Remembrance started as a national event not just to remind us of those who had been lost – on the 11th of November 1919, when the first ‘Armistice Day Remembrance’ was held in Britain, few people needed a reminder of the cost of the last four years. It was held, just as much, to remind us of why those great sacrifices had been made as it was to remind us of those who had made them. This had been the ‘War to end all wars’. Except, of course, it wasn’t. Twenty years after the signing of the Treaty of Versailles the world was plunged back into a renewed conflict on a scale not seen before and whose culmination brought about, for the first time in human history, the capability to wreck the planet and destroy humankind completely. Despite the cost of conflict at scale being fresh in the minds of the political and strategic decision-makers – almost every politician and service leader in Europe had seen or felt first-hand the effects of global warfare – war had broken out again, regardless of their best efforts to prevent it.


So what? Twenty-first Century life is full of distractions. Mankind now spends more time staring into screens, be they tiny ones in the palm of our hands, or progressively larger ones from laptops, to televisions, to the silver screen of the Hollywood blockbuster, and increasingly less time looking at each other, properly, face-to-face. We are increasingly globally inter-connected on an individual level, yet, it sometimes seems, increasingly less interconnected, locally and globally, as societies and nations. Politicians and polities, the voters and the voted-for, seem increasingly obsessed with the immediate and, often, the trivial, and decreasingly interested in the distant and substantial. The last few weeks have shown as much concern and interest in Britain in the effects of social distancing on Strictly Come Dancing as they have on the world-wide strategic impact of a combination of a pandemic, fragile economics, the (probable!) change in world leadership, and climate change.

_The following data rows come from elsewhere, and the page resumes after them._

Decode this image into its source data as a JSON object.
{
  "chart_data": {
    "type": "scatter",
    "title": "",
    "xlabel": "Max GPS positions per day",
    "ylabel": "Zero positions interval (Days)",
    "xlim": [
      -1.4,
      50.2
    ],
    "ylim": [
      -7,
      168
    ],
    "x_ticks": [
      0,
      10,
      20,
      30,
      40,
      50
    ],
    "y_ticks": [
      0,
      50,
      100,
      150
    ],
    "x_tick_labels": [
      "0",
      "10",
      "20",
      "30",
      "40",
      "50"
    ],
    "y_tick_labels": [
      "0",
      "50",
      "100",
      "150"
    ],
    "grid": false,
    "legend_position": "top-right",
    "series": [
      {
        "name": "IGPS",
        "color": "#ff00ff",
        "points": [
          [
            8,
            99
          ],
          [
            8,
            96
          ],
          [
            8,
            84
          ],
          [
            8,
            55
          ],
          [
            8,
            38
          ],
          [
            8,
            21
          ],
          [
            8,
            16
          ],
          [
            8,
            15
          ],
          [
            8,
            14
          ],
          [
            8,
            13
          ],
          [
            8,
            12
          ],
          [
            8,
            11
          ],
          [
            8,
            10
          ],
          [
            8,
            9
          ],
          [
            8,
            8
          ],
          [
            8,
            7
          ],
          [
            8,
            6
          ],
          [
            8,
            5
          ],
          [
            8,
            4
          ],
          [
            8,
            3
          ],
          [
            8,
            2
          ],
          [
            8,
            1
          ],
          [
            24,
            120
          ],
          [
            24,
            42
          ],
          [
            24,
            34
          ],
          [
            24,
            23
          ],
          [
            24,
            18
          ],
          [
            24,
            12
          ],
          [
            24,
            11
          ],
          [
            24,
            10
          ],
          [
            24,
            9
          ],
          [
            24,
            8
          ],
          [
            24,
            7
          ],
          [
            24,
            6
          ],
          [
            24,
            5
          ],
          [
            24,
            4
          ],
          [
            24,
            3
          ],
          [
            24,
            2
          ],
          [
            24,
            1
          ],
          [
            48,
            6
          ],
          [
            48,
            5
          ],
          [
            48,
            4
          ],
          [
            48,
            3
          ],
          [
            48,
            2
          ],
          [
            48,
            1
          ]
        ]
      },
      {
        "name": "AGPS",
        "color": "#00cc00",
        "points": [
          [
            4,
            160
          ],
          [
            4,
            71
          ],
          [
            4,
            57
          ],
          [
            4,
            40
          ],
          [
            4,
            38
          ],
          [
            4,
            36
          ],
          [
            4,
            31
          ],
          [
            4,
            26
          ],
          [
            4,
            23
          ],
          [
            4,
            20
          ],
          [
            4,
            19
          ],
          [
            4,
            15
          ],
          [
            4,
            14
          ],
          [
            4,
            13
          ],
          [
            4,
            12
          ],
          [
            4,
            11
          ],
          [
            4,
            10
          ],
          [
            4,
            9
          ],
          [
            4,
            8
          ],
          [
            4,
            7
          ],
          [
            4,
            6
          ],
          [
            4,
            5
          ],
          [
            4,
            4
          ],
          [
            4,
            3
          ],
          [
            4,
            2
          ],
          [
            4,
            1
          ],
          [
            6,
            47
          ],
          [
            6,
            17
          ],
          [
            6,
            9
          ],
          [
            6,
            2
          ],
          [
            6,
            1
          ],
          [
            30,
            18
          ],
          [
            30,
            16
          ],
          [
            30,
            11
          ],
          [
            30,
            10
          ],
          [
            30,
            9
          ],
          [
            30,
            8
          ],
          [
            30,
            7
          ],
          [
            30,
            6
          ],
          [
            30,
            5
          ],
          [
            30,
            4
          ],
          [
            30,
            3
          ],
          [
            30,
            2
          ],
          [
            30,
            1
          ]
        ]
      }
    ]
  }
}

So, the Remembrance period must be retained, preserved and nurtured. The Remembrance period must not be allowed to grow old as those who are left from the World Wars grow old. Age should not weary us, nor should the years of separation from conflict that really affects us here at home, personally and viscerally, in a way that it does in so many other places in the world, be allowed to condemn our understanding of what we are ‘remembering’. As we put on our poppies every year, as far into the future as we can preserve this great national institution, we must continue to use it for three right and worthy purposes: to remember those who have died in the service of those who live on; to thank those who continue to serve, or have served, selflessly, the self-interests of the rest of us; and to remind ourselves that we live in a world of constant competition in which, just below the surface (to twist Trotsky’s observation on war), you may not be interested in human conflict and confrontation, but it is as interested as ever in you. So, in short, use the Remembrance period: to remember and thank The Fallen; to think rather more deeply about the fragility of our comfortable existences; and to remind ourselves to lift our heads from our self-centric worlds and to reflect that we, and our children, may continue to gaze deeply into our screens, unthreatened, because rough men and women remain selflessly standing ready in the dark to visit intervention or retribution, whether it be through human-to-human support and interaction, through close and personal violence, or through distant and ethereal cyber effect, on those who would wish us harm.


This work is strictly the view of the author, not the British Army and Ministry of Defence.